No question, when the convention ended, the city’s reputation that Daley had so vigorously sought to preserve lay in ruins.

“The Democratic Party woke up today with the worst hangover in a century,” wrote David Broder in the Washington Post, saying Humphrey resembled “the general of a defeated and mutinous army.”

Richard Nixon ended up winning the general election, barely, squeaking past Humphrey, a victory that stunned those who saw the Republican standard-bearer as a red-baiting villain from the Red Scare ’50s and was blamed squarely on the convention.

“It stained the reputation of Chicago for a long time,” said Peck. “Until Michael Jordan, the associations were: Al Capone and the Democratic National Convention.”

The long-term effect on the nation is not so clear. Even though the Walker Report’s famous conclusion of a “police riot” reverberated, it was rejected by the police and a wide swath of America.

A major poll two months after the convention found that more people thought the police had used too  little  force than too much, 25 to 19 percent.

Seeing the handling protesters got did not popularize the antiwar movement, and the war in Vietnam would go on for seven more years.

“People disliked the protesters more than they disliked the war,” said Peck.

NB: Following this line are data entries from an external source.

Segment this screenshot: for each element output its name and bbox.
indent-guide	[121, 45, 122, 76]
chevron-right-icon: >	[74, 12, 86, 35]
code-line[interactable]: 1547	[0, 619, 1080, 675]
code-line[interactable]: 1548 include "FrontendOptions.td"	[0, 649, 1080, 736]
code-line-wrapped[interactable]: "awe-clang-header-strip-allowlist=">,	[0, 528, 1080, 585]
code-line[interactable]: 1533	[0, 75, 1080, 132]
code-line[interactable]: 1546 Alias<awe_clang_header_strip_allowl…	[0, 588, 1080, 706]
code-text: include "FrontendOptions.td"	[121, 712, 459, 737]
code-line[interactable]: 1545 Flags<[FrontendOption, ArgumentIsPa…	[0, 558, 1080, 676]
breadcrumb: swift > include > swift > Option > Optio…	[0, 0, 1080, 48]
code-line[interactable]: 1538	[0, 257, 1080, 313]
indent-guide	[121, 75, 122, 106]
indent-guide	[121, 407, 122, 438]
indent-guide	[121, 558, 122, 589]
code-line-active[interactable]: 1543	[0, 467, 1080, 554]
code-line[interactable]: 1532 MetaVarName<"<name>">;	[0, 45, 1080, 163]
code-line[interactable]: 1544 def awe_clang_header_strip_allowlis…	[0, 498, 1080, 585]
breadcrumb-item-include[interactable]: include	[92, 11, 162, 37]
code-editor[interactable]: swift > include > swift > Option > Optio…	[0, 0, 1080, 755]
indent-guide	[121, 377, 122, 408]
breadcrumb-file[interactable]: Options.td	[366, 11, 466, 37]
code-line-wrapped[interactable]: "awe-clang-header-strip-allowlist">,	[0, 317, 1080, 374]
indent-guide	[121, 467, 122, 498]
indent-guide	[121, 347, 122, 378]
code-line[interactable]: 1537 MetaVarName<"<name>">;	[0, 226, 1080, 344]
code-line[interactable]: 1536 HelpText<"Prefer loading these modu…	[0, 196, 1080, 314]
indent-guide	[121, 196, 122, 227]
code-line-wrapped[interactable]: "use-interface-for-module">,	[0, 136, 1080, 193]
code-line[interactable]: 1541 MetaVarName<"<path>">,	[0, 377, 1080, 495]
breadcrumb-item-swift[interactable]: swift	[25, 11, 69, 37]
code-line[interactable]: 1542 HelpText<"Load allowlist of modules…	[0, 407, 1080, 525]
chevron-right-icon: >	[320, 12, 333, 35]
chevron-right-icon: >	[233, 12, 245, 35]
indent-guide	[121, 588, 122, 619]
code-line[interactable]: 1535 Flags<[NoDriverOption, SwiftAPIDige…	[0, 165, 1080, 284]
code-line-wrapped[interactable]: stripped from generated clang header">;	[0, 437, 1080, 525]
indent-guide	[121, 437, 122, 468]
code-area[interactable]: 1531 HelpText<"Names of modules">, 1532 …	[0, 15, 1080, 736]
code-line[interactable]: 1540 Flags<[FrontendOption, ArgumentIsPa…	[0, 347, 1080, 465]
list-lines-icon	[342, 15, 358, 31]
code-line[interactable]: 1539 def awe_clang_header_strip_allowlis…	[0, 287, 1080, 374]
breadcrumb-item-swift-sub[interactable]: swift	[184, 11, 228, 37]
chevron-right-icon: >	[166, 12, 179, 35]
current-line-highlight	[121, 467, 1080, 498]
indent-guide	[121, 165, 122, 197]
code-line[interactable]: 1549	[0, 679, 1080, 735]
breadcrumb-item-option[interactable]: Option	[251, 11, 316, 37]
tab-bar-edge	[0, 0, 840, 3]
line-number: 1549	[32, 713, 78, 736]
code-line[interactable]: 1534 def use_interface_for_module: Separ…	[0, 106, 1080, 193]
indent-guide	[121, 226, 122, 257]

Daley, who a few years earlier had been on the cover of Time as a model mayor, was demonized. He did worse at the polls at the next mayoral election, carrying only 48 of the city’s 50 wards — in 1967, he won them all.

He would not be seated at the 1972 Democratic National Convention, which veered hard left and embraced dove George McGovern on its rendezvous with electoral disaster.

Since Abraham Lincoln had been nominated here in 1860, centrally located Chicago had hosted 14 Republican conventions and nine Democratic conventions — four in the previous decade. But 28 years would pass before either political party again would take a chance on the city.

For years, the convention was seen as vastly significant.

“In its psychic impact, and its long-term political consequences, it eclipsed any other such convention in American history,” wrote political commentator Haynes Johnson. “Destroying faith in politicians, in the political system, in the country and in its institutions. No one who was there, or who watched it on television, could escape the memory of what took place before their eyes.”

The police, while insisting they did nothing wrong or had valid reasons if they did, said that they learned from their non-errors. Subsequent protests were not as violently squelched.

“That NATO summit was probably the Chicago Police Department’s finest hour,” said Angone. “I don’t know if Garry McCarthy was responsible for that, but I have never seen crowd control like that, with hardly any violence. He was even sharp enough to change the skirmish lines, to replace the coppers on the front line every two hours so the baiters couldn’t get to you.”

And now that surreal farce has returned to the nation’s politics, the convention’s impact seems less apparent.

“Trump is the ultimate Yippie,” said Peck. “All spectacle.”

Then again, maybe confused, unresolved spectacle and conflict, to a greater or lesser degree, is the nature of the democratic beast.

“The longer I live, the more I realize how many people don’t pay attention to anything,” said Peck, who thinks the effect of the 1968 convention on the public is less than the participants might fancy. “The great divide continues Despite all the change, despite Chutes and Ladders, progress and regress, there’s a fundamental divide in how we decide where to go or whether we want to go anywhere at all. Obama liked to quote Martin Luther King about how the arc of history bends toward justice. I hope it does. But it has a lot of twists in it.”